Background & objectives: A successful blood meal acquisition process by an adult female mosquito is accomplished through salivary glands, which releases a cocktail of proteins to counteract the vertebrate host's immune homeostasis. Here, we characterize a salivary-specific Heme peroxidase family member HPX12, originally identified from Plasmodium vivax infected salivary RNAseq data of the mosquito Anopheles stephensi.
Methods: To demonstrate we utilized a comprehensive in silico and functional genomics approach.

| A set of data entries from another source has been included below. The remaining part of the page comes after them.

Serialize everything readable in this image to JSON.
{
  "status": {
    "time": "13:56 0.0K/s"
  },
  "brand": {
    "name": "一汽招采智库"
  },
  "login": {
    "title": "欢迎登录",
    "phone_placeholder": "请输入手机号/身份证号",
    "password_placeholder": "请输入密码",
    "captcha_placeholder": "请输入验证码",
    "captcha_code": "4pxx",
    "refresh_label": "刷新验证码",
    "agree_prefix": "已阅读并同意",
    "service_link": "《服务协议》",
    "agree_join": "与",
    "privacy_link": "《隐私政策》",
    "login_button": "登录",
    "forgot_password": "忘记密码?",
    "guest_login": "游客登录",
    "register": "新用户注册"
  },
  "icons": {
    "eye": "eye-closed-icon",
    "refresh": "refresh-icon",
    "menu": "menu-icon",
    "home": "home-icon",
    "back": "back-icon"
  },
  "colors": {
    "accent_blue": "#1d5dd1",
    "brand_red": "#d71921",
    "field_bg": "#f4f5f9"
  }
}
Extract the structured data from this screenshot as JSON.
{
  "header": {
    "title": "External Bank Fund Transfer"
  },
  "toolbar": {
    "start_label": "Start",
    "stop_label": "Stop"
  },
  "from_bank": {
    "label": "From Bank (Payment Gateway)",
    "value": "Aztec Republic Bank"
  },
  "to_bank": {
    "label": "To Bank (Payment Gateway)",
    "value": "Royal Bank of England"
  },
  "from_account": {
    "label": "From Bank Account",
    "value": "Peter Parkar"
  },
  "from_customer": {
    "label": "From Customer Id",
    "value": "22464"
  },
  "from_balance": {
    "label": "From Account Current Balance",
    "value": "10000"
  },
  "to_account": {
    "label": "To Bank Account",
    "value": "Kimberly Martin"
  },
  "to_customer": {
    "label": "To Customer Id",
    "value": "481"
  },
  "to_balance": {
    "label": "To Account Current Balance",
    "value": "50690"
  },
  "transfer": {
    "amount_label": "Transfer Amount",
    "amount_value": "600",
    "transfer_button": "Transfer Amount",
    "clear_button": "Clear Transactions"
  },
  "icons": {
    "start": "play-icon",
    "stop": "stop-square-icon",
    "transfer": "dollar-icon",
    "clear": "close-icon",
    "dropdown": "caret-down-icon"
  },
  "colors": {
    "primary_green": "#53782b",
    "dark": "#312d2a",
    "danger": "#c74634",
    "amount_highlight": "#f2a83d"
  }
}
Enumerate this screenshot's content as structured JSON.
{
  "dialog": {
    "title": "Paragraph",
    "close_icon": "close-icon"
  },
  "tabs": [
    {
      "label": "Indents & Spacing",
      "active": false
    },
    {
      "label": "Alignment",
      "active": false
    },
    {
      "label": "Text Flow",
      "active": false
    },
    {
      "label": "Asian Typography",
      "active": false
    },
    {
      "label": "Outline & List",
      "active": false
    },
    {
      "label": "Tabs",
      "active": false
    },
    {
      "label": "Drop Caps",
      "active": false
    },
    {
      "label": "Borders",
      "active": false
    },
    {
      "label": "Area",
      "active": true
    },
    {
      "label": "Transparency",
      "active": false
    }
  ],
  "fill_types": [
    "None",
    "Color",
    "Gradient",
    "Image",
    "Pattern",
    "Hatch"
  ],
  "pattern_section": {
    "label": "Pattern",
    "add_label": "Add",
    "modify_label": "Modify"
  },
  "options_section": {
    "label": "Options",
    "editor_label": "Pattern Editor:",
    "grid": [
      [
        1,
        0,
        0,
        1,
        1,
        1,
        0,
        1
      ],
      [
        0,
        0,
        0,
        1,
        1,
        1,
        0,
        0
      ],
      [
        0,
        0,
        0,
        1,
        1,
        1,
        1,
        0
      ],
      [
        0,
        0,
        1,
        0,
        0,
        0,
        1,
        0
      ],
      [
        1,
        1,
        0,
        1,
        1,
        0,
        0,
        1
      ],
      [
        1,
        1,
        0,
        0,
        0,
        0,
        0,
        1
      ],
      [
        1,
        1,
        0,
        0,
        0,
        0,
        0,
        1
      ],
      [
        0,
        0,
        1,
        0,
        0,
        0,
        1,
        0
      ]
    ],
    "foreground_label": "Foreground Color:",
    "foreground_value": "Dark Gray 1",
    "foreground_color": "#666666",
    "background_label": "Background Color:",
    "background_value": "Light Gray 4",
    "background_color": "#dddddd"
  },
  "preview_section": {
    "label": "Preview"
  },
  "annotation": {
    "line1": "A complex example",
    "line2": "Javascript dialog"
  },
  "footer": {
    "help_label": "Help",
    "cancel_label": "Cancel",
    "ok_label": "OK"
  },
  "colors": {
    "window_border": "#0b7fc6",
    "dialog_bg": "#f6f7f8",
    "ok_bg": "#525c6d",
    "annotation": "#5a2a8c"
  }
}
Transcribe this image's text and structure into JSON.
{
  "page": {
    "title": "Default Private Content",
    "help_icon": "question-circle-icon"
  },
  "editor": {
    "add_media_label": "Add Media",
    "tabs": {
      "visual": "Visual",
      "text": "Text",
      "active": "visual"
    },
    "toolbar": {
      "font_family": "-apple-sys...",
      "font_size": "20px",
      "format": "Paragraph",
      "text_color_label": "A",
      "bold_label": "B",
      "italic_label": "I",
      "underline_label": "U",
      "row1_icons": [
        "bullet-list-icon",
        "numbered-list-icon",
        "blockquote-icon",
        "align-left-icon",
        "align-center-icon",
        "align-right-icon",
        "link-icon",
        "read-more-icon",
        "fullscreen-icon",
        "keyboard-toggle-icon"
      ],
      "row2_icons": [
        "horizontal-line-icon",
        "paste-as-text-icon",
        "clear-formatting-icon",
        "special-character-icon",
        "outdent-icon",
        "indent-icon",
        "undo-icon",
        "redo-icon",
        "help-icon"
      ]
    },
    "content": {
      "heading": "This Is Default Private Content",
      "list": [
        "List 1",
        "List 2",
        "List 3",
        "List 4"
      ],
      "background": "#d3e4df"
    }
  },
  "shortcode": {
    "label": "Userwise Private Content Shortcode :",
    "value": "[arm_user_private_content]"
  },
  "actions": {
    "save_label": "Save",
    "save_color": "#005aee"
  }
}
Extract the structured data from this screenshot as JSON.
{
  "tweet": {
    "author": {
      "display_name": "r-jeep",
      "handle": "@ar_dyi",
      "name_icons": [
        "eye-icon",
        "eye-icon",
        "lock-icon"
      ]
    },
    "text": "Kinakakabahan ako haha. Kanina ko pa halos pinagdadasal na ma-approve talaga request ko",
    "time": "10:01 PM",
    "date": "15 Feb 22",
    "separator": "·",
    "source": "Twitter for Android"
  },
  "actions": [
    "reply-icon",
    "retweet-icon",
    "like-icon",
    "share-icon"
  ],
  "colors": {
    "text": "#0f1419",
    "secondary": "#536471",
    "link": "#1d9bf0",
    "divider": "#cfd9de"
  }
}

Results: Our dsRNA-mediated silencing experiments demonstrate that salivary AsHPX12 may regulate pre-blood meal-associated behavioral properties such as probing time, probing propensity, and host attraction. Altered expression of the salivary secretory and antennal proteins expression may have accounted for salivary homeostasis disruption resulting in the unusual fast release of salivary cocktail proteins and delayed acquisition of blood meal in the AsHPX12 knockdown mosquitoes. We also observed a significant parallel transcriptional modulation in response to blood feeding and P. vivax infection.
Interpretation & conclusion: With this work, we establish a possible functional correlation of AsHPX12 role in the maintenance of salivary physiological-homeostasis, and Plasmodium sporozoites survival/transmission, though the mechanism is yet to unravel.
Keywords: Mosquito; Plasmodium vivax; blood feeding; host seeking; salivary gland.